Assume HJ0: J = Empty.

We prove the intermediate claim Hdef: power_real_uniform_metric_value J f f = If_i (J = Empty) 0 (Eps_i (λr : set ⇒ R_lub (power_real_clipped_diffs J f f) r)).

Use reflexivity.

rewrite the current goal using Hdef (from left to right).

rewrite the current goal using (If_i_1 (J = Empty) 0 (Eps_i (λr : set ⇒ R_lub (power_real_clipped_diffs J f f) r)) HJ0) (from left to right).

Use reflexivity.

Assume HJne: ¬ (J = Empty).

We prove the intermediate claim HJne2: J ≠ Empty.

An exact proof term for the current goal is HJne.

Set A to be the term power_real_clipped_diffs J f f.

We prove the intermediate claim HAeq: A = {0}.

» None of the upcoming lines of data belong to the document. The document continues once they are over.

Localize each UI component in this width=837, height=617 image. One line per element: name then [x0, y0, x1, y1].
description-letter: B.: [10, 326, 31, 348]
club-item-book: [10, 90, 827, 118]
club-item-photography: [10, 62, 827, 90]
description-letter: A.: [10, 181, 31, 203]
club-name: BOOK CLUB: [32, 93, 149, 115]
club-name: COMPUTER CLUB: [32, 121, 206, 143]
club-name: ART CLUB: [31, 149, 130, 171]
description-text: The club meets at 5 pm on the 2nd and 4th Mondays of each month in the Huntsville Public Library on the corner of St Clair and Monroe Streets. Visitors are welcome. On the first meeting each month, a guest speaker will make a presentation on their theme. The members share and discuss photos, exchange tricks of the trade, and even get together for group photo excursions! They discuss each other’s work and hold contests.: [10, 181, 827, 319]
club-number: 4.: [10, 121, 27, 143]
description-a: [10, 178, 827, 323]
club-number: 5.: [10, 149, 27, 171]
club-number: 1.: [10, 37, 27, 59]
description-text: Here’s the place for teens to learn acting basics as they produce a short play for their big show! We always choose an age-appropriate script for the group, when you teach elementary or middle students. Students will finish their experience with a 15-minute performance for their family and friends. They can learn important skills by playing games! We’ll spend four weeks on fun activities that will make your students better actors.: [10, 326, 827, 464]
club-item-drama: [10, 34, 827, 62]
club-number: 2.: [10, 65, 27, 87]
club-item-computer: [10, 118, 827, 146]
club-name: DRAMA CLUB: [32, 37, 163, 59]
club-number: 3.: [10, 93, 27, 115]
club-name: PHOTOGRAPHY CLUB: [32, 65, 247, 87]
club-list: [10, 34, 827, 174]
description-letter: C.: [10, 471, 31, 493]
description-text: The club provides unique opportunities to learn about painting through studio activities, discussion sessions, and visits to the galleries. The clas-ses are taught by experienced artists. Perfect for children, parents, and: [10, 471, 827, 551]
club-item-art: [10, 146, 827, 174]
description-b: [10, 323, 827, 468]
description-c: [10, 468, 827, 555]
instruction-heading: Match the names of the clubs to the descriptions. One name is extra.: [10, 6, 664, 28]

An exact proof term for the current goal is (power_real_clipped_diffs_diag_eq_Sing0 J f HJne2 Hf).

We prove the intermediate claim Hlub1: R_lub A (power_real_uniform_metric_value J f f).

An exact proof term for the current goal is (power_real_uniform_metric_value_is_lub J f f HJne2 Hf Hf).

We prove the intermediate claim Hlub0: R_lub A 0.

rewrite the current goal using HAeq (from left to right).

An exact proof term for the current goal is R_lub_Sing0.

An exact proof term for the current goal is (R_lub_unique A (power_real_uniform_metric_value J f f) 0 Hlub1 Hlub0).